Boks

tak jak kiedyś pisałem jeszcze jak był hajp na Joyca. Joycowi Wilder czy Fury by zrobili dzieciaka i to brutalnie. Głupie przyjmowanie wyszlo bokiem. Skończył się zanim się zaczął
Ale walkę z nimi i Antkiem to bym chętnie zobaczył, oczywiście zanim go Chińczyk skończył, bo teraz nie ma sensu.
 
tak jak kiedyś pisałem jeszcze jak był hajp na Joyca. Joycowi Wilder czy Fury by zrobili dzieciaka i to brutalnie. Głupie przyjmowanie wyszlo bokiem. Skończył się zanim się zaczął
Ten boom się zaczął po wygranej z Dubois, a Joyce zawsze zbierał sporo na łeb. W pierwszej walce Zhang go złamał, a teraz skończył chłopu karierę
 
Ten boom się zaczął po wygranej z Duboisa, a Joyce zawsze zbierał sporo na łeb. W pierwszej walce Zhang go złamał, a teraz skończył chłopu karierę
Już w pierwszej walce parę razy się zachwiał i był podłączony a teraz go skończył, tak jak nasz Adam jak stał a później już było tylko gorzej...
 
Aż chyba obejrzę raz jeszcze w wolnej chwili, bo przynajmniej wtedy wydawało mi się, że jednak Zhang wygrał
1695507086367.png

W drugiej rundzie KD dla Zhanga tyle że runda w ciosach przegrana 21:7 także zgodnie z bokserskimi zasadami powinno być 10:10 ale nawet dając ją 10:8 dla Zhanga to wychodzi 115:112. Warto odświeżyć chociaż walka momentami nudna ze względu na brak sił chińczyka pod koniec
 
Kurwa poniosl mnie melanz, sorry Mordki...

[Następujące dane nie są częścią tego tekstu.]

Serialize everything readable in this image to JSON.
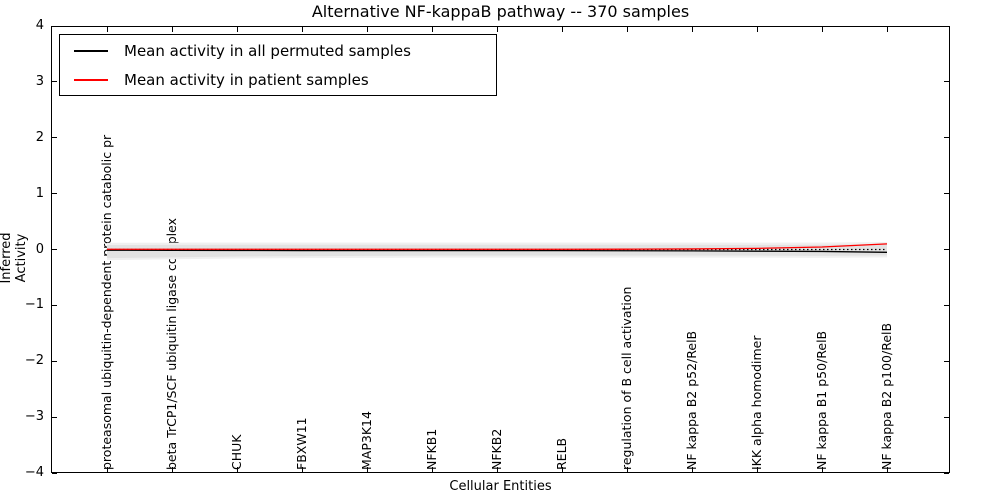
{
  "title": "Alternative NF-kappaB pathway -- 370 samples",
  "axes": {
    "xlabel": "Cellular Entities",
    "ylabel": "Inferred Activity",
    "ytick_labels": [
      "4",
      "3",
      "2",
      "1",
      "0",
      "−1",
      "−2",
      "−3",
      "−4"
    ]
  },
  "legend": {
    "items": [
      {
        "label": "Mean activity in all permuted samples",
        "color": "#000000"
      },
      {
        "label": "Mean activity in patient samples",
        "color": "#ff0000"
      }
    ]
  },
  "chart_data": {
    "type": "line",
    "title": "Alternative NF-kappaB pathway -- 370 samples",
    "xlabel": "Cellular Entities",
    "ylabel": "Inferred Activity",
    "ylim": [
      -4,
      4
    ],
    "yticks": [
      4,
      3,
      2,
      1,
      0,
      -1,
      -2,
      -3,
      -4
    ],
    "grid": false,
    "legend_position": "upper left",
    "categories": [
      "proteasomal ubiquitin-dependent protein catabolic pr",
      "beta TrCP1/SCF ubiquitin ligase complex",
      "CHUK",
      "FBXW11",
      "MAP3K14",
      "NFKB1",
      "NFKB2",
      "RELB",
      "regulation of B cell activation",
      "NF kappa B2 p52/RelB",
      "IKK alpha homodimer",
      "NF kappa B1 p50/RelB",
      "NF kappa B2 p100/RelB"
    ],
    "series": [
      {
        "name": "Mean activity in all permuted samples",
        "color": "#000000",
        "style": "solid",
        "values": [
          -0.012,
          -0.015,
          -0.018,
          -0.02,
          -0.02,
          -0.02,
          -0.02,
          -0.02,
          -0.022,
          -0.025,
          -0.03,
          -0.035,
          -0.05
        ]
      },
      {
        "name": "Mean activity in patient samples",
        "color": "#ff0000",
        "style": "solid",
        "values": [
          0.005,
          0.004,
          0.004,
          0.004,
          0.004,
          0.004,
          0.005,
          0.005,
          0.006,
          0.01,
          0.02,
          0.045,
          0.1
        ]
      },
      {
        "name": "zero reference",
        "color": "#000000",
        "style": "dotted",
        "values": [
          0,
          0,
          0,
          0,
          0,
          0,
          0,
          0,
          0,
          0,
          0,
          0,
          0
        ]
      }
    ],
    "bands": [
      {
        "name": "permuted activity spread (outer)",
        "color": "#f0f0f0",
        "upper": [
          0.12,
          0.122,
          0.125,
          0.125,
          0.125,
          0.125,
          0.125,
          0.125,
          0.125,
          0.125,
          0.122,
          0.125,
          0.135
        ],
        "lower": [
          -0.19,
          -0.175,
          -0.16,
          -0.155,
          -0.15,
          -0.145,
          -0.145,
          -0.145,
          -0.145,
          -0.145,
          -0.145,
          -0.15,
          -0.14
        ]
      },
      {
        "name": "permuted activity spread (inner)",
        "color": "#e2e2e2",
        "upper": [
          0.08,
          0.082,
          0.085,
          0.085,
          0.085,
          0.085,
          0.085,
          0.085,
          0.085,
          0.085,
          0.082,
          0.085,
          0.095
        ],
        "lower": [
          -0.155,
          -0.14,
          -0.125,
          -0.12,
          -0.115,
          -0.11,
          -0.11,
          -0.11,
          -0.11,
          -0.11,
          -0.11,
          -0.115,
          -0.105
        ]
      }
    ]
  }
}
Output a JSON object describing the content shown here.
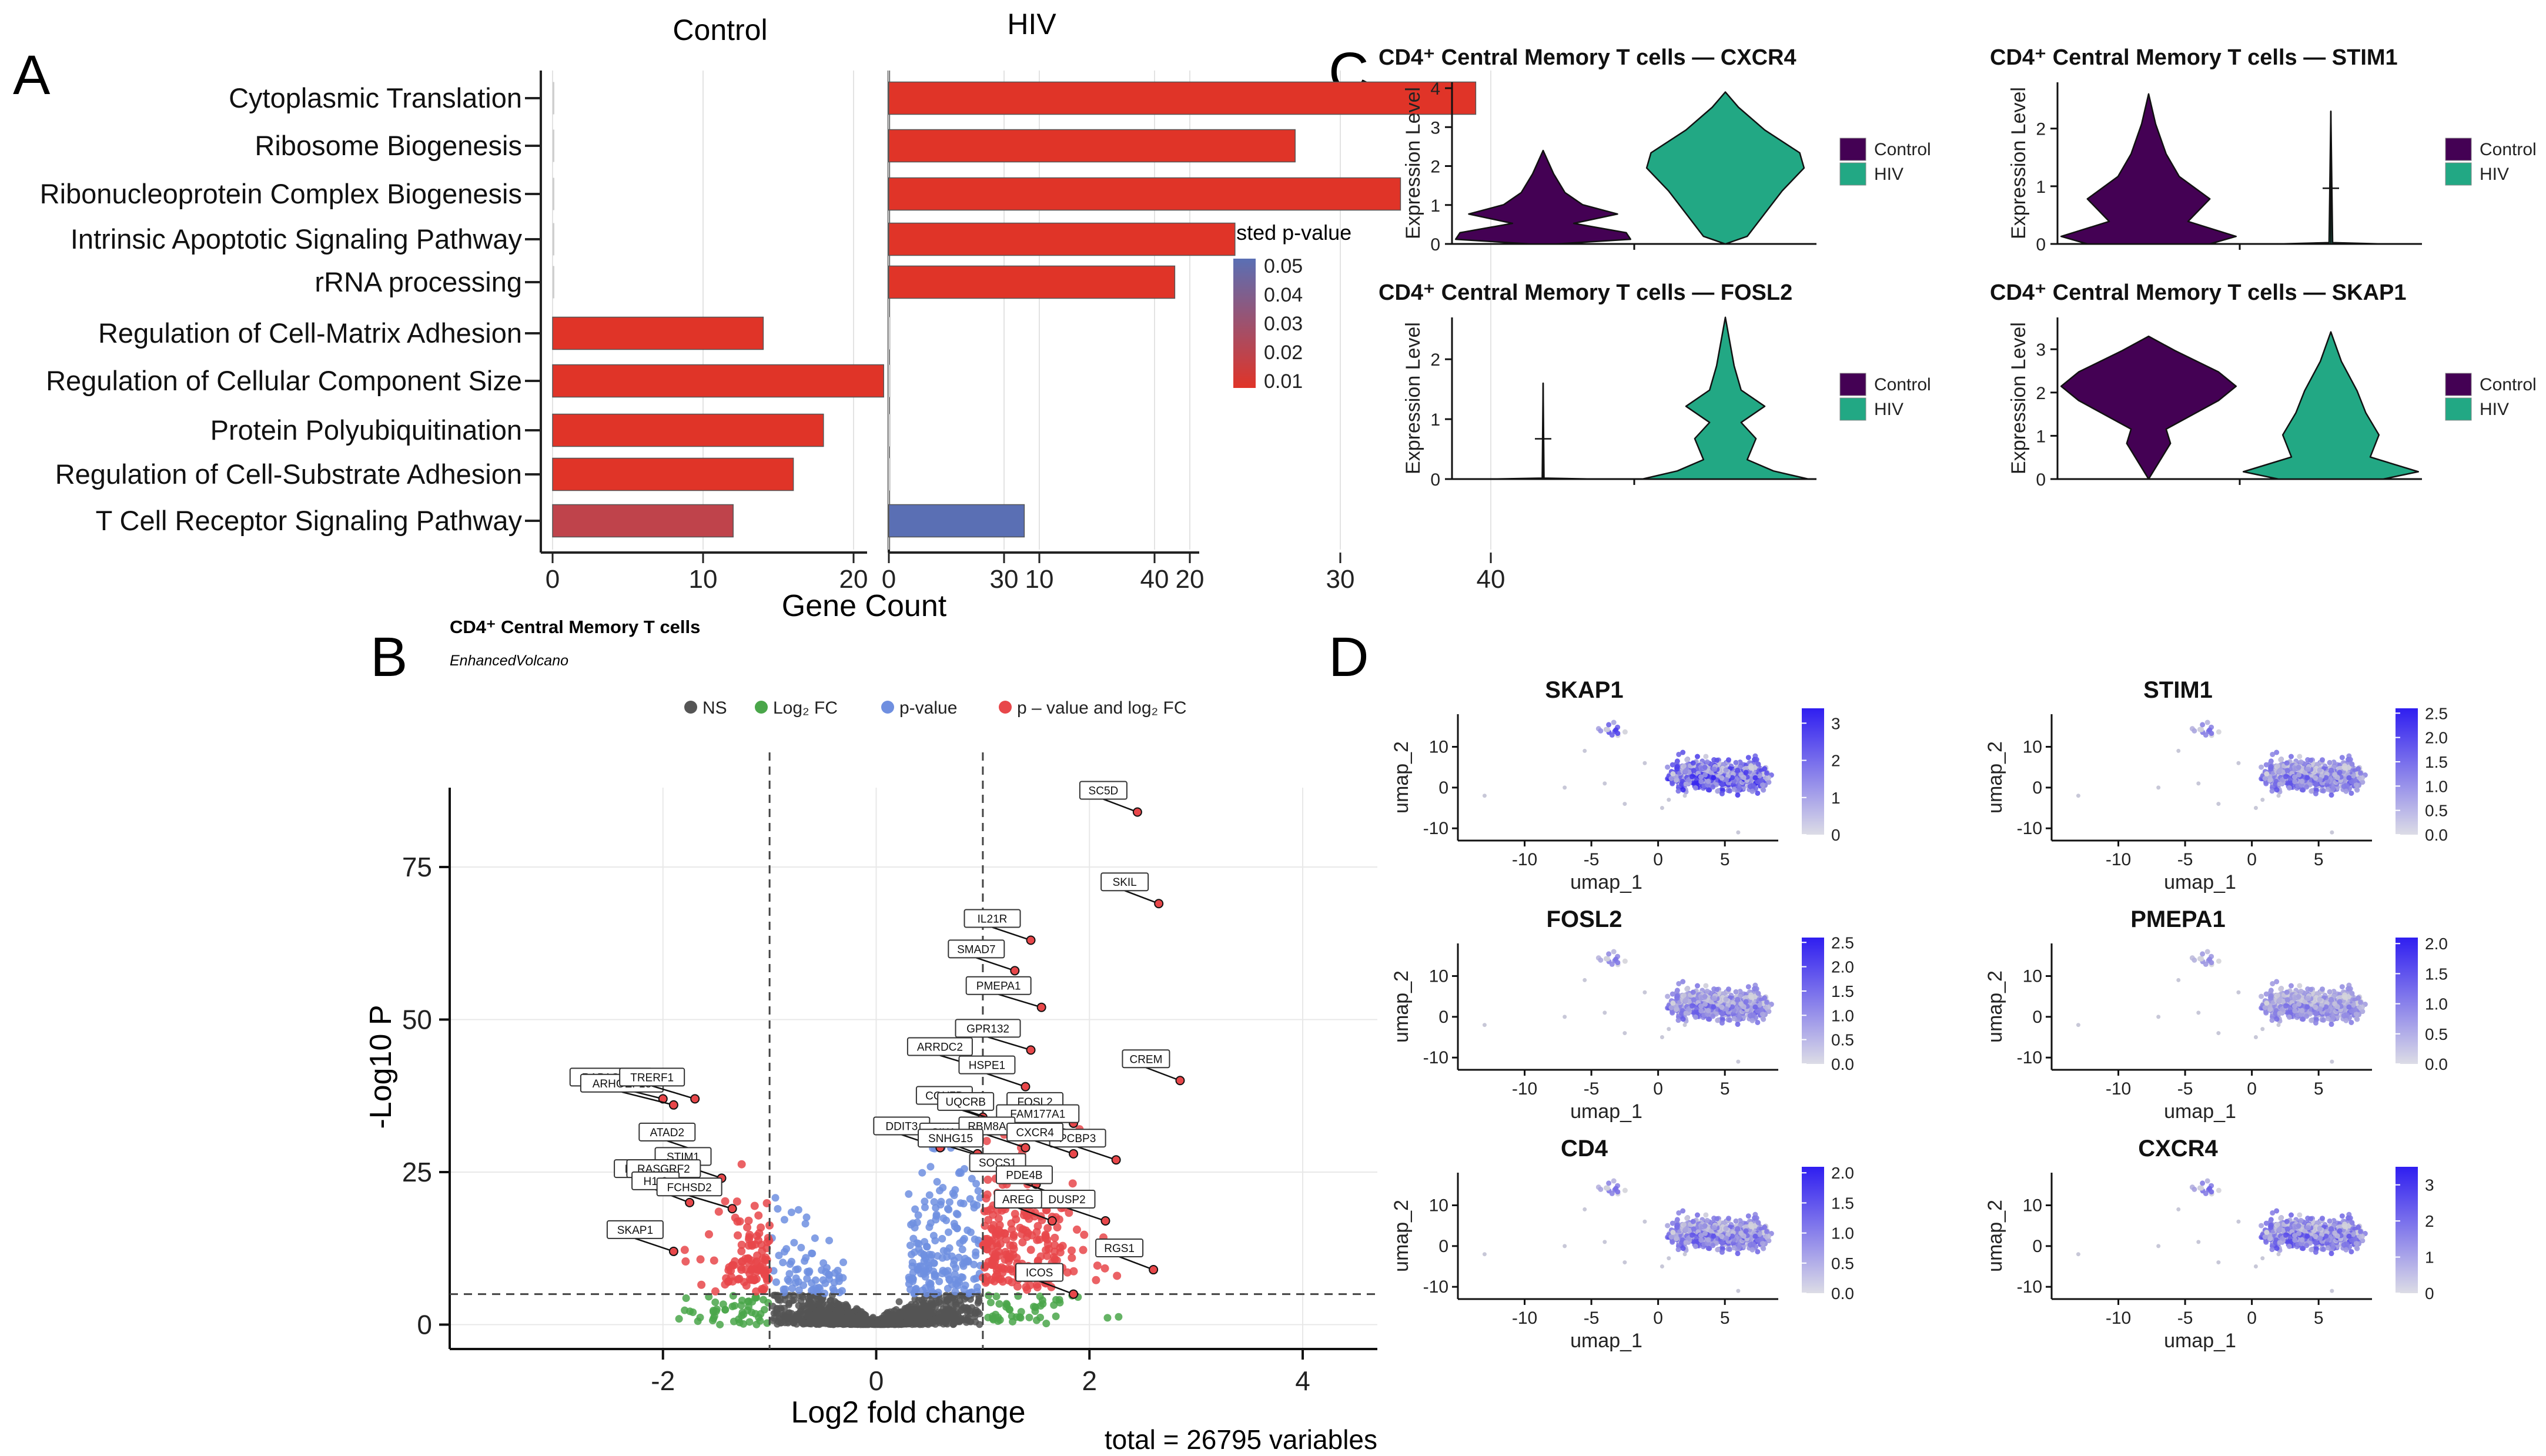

a co do tematu to w takim tepie w zyciu sie nie spodziewalem.
Swietna robota Zhang - caly czas twierdze ze oszukali Cie z Hrgoviciem.
Styl chinczyka nie lezal w ogole Joyceowi... no i ktos wreszcie przelamal Juggernauta.
Przypomina mi sie zawsze cytat Śp. Jurka Kuleja “Nie ma odpornych na ciosy, są tylko źle trafieni.”